Handle the stress, the emotions, maybe even the pain.
But I am defiantly imperfect in my ways and in my head.
My values fight to stay solidified as I face situations a younger me couldn’t comprehend.
I wish I could take things in stride like I used to, but with you I’ve become so different, in millions of ways good, but my thick skin cannot turn into leather before your gaze.
It instead sheds away, leaving me helpless to feelings as new and ripe as seeds in May.
You fret because you hurt me, but it is this pain that I accept, for it’s a price of the honesty I ask from you.
I wish I could say these truths didn’t hurt me, but it’s far better than living in ignorance and it’s fruit of betrayal.
Scaring easily is not how I wish to describe myself, but I trek in unknowns, and a better source of fear is yet to be revealed.
We fight time, as it constantly seems to be not on our side.
The virginity of youth has passed between us, and the new path of intimacy is a road I walk blind.
I’m learning as I go, but I need to stop leaving breadcrumbs to the place before the trail.
I wish I could allow myself to just slip into trust and comfort for the rest of our days.
But there are moments that challenge my new formed habits, and I fall back into insecurity.
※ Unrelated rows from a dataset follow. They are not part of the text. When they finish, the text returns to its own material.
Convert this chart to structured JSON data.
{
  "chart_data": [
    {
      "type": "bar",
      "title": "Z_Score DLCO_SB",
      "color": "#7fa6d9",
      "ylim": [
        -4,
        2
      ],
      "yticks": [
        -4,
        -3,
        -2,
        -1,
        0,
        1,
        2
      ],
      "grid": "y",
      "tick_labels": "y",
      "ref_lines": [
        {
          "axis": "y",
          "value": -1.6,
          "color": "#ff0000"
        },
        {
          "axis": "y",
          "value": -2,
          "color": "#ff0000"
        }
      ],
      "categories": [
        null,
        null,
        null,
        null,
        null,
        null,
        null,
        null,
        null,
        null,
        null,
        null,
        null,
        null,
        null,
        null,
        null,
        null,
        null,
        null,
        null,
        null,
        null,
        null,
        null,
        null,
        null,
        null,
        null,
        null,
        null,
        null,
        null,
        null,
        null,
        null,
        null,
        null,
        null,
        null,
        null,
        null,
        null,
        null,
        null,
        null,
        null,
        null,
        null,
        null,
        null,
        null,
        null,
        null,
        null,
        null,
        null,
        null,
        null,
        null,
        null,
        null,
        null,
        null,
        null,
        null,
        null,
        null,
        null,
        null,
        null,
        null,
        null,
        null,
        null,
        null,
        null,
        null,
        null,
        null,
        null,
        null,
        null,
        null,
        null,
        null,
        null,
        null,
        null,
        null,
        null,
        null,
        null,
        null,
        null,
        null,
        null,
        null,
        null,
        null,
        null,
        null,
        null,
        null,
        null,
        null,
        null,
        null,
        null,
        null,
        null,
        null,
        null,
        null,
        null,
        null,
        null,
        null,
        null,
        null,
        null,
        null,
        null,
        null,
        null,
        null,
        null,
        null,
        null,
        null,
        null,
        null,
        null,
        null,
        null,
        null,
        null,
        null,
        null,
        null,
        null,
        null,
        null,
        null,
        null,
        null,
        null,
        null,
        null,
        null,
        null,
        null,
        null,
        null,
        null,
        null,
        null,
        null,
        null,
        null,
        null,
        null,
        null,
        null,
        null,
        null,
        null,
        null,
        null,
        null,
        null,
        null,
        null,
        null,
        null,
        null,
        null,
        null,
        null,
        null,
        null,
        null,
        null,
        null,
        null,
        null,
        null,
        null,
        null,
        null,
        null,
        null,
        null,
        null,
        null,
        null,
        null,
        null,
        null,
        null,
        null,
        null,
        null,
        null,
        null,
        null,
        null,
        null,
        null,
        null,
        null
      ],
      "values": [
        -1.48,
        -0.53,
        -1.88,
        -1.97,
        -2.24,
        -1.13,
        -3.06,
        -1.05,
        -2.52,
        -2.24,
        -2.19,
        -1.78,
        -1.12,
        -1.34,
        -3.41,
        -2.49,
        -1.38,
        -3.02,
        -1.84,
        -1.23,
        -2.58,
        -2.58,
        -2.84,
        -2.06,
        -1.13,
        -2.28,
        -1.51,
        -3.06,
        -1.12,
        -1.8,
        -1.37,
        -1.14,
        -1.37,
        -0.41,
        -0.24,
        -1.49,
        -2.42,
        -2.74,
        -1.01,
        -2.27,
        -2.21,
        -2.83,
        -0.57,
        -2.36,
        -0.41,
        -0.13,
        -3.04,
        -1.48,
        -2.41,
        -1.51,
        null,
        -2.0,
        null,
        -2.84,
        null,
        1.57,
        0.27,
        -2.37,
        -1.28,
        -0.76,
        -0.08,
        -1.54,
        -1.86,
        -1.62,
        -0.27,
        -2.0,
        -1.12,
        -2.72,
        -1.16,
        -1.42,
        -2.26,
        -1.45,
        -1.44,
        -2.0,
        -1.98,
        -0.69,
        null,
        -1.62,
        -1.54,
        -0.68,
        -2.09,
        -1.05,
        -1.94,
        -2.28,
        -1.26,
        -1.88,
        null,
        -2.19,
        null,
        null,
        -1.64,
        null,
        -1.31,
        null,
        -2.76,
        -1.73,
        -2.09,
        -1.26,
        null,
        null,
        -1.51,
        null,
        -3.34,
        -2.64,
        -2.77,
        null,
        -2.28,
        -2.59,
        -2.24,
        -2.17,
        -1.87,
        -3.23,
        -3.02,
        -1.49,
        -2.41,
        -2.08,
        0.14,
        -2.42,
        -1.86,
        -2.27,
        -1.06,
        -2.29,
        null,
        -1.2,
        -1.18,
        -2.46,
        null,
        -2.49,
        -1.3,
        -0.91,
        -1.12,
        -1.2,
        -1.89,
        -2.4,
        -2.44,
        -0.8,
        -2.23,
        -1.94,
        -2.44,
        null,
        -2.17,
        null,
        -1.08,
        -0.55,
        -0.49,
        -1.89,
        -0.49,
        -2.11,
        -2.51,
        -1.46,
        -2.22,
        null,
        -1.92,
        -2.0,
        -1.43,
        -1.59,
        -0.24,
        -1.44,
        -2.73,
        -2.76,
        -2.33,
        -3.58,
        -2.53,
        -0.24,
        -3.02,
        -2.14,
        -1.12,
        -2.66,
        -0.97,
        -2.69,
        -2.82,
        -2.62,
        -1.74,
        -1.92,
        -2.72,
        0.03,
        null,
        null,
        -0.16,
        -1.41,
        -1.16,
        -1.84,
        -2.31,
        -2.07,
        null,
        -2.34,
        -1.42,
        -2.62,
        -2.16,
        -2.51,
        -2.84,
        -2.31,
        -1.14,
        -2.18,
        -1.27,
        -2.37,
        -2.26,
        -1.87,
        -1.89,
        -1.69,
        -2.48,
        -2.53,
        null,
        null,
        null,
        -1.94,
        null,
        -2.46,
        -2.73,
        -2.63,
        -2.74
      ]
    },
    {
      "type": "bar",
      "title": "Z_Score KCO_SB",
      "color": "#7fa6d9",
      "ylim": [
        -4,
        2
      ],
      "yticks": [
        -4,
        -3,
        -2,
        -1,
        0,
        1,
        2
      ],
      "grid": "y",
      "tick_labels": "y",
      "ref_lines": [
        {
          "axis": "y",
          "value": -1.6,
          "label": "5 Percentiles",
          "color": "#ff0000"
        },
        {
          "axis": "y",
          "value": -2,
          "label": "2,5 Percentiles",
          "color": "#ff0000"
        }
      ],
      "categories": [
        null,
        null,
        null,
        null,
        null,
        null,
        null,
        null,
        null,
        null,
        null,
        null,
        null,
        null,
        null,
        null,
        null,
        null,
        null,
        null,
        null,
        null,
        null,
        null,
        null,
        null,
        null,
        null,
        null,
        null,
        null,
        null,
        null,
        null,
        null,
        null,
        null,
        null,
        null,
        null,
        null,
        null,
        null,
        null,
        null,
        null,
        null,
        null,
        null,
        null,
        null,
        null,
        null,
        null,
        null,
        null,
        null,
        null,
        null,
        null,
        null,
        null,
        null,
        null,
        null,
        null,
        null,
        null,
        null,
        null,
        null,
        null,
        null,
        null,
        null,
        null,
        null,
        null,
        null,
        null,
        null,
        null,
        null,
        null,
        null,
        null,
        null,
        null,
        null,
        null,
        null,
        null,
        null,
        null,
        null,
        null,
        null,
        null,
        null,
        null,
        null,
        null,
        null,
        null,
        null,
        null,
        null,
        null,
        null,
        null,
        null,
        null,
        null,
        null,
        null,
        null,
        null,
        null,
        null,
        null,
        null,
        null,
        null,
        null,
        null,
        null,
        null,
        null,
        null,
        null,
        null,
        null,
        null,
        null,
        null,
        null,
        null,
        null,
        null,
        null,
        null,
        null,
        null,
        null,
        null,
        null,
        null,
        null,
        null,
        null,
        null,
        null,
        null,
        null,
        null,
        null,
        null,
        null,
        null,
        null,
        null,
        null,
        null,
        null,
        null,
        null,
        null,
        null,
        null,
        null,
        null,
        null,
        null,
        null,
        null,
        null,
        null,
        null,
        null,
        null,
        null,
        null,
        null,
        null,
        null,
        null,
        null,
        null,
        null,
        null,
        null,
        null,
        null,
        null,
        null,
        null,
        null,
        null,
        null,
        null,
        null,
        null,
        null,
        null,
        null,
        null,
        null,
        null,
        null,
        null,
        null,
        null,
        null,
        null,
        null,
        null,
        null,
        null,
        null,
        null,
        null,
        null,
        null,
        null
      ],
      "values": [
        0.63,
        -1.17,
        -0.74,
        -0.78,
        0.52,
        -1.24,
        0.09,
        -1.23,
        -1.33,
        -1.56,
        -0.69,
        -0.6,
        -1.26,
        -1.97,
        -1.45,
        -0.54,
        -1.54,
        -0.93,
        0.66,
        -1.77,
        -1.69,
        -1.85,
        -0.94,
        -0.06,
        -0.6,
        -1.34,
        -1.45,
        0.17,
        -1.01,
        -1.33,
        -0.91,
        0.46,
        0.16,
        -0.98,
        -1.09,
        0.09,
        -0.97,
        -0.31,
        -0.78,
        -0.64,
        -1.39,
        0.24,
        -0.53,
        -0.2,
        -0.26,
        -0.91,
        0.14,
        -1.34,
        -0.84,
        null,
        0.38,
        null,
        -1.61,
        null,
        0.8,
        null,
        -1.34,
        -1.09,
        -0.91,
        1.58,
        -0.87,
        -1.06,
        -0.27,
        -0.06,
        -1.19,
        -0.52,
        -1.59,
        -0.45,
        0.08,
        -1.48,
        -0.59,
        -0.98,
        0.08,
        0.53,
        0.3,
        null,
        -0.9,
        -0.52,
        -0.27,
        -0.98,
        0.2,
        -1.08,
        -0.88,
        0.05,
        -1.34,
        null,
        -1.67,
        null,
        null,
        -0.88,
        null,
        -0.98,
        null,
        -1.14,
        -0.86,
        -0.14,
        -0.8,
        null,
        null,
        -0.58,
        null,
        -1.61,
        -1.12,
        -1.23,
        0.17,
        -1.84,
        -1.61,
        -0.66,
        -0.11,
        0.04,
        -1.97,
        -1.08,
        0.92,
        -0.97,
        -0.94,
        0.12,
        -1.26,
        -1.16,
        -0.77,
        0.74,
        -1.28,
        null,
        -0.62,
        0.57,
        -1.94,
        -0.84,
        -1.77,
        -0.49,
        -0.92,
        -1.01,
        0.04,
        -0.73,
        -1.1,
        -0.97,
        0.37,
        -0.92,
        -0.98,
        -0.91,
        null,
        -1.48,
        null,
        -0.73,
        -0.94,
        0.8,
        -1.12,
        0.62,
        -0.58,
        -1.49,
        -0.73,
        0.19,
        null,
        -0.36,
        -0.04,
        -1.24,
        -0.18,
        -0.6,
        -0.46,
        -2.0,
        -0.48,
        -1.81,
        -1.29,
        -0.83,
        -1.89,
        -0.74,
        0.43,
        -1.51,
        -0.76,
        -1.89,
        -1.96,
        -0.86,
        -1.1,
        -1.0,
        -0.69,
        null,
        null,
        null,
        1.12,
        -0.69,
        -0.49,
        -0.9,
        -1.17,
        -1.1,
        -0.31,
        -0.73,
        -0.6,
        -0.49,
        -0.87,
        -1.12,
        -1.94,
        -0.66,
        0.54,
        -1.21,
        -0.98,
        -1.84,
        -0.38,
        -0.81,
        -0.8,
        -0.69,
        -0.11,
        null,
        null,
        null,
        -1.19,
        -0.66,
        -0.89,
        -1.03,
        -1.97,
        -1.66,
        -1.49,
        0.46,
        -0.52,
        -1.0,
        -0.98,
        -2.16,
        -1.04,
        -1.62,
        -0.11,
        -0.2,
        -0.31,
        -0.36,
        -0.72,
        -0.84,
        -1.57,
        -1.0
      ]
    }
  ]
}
Anxiety is truly a bad companion on our journey.
As close as we may be, we are still two people who’ve grown in separate lives, but we must face our individual challenges together.
I never ask you to go back on what progress we’ve made so far. Please don’t.
But trivial as certain things may seem, they crack the pot of intimacy that we formed together, at least in my head.
And so I begin anew, sculpting my trust back into this clay.
It’s not your fault, I break my own part of the pot far too much with my worries about what your hands are doing.